Carminda de Leon-Regala with son and daughters and late husband Teddy who passed away two years ago

I had invited Auntie Olga to my wedding. I caught sight of her at the church ceremony, but she stayed away at a distance and did not attend the reception. When she finally agreed to talk to me, she admitted her deep disappointment over my interrupted studies. She finally came to terms with the reality that I had chosen having a family over a concert career. She readily accepted my invitations for her to visit me and my family at home, especially when I told her that I would cook her favorite Pork and Chicken afritada.

After her retirement from teaching at the university and International school she moved to a small bungalow in one of the villages in Paranaque, living alone with a maid and her two beloved canine pets who, she swore, could also play the piano.

Her son had left after finishing high school to join his father abroad, never to come back to visit. She kept accepting students, going to their homes to give private lessons, often walking, or taking public transportation. She forged on, although I could see that her age had caught up with her.

I got a call one day. It was her maid. Auntie Olga had suffered a stroke while walking back home from her student’s house in the heat of the noonday sun. “Please come. There’s no one here but me,” the maid frantically pleaded.

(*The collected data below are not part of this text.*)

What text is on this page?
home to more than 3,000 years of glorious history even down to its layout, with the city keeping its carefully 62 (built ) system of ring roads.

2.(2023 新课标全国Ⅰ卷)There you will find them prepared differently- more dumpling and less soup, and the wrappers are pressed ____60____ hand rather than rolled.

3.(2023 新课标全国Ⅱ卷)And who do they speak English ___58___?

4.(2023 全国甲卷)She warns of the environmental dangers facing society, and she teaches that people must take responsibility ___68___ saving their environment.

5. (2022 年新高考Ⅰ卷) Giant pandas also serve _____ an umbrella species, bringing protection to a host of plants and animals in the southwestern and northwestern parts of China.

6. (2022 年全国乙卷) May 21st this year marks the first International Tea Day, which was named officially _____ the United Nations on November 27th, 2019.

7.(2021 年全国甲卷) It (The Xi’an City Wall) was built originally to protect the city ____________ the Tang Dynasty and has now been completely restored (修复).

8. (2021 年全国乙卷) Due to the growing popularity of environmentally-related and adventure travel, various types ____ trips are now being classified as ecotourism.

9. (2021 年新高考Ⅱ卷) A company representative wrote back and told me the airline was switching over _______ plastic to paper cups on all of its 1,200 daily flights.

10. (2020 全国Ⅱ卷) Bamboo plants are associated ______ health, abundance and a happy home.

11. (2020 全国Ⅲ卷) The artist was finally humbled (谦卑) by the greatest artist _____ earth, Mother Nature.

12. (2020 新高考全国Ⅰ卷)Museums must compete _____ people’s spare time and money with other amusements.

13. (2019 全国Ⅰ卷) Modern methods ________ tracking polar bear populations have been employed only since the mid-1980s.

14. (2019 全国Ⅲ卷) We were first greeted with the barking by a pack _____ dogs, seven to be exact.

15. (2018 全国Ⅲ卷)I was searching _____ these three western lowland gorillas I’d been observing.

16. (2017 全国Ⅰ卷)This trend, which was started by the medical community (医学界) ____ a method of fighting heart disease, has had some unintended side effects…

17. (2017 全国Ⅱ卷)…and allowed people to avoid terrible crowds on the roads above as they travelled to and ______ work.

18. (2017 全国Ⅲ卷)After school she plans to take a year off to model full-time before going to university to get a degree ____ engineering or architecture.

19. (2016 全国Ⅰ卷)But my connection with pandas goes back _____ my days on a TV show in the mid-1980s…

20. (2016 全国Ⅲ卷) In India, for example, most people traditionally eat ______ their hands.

I found Auntie Olga sprawled on a bed, alone, in an ante room of the emergency ward of a hospital. When she heard my voice, she opened her eyes but she could not focus, her eyes uncontrollably darting in every direction.

She tried to speak, but could only make grunting sounds. I stayed there with her, mute with grief, as my thoughts flashed back through the years when this once proud, vivacious, brilliant pianist from a faraway land became not only my mentor and friend but also became my model of a woman of extraordinary grit, courage, and strength of character.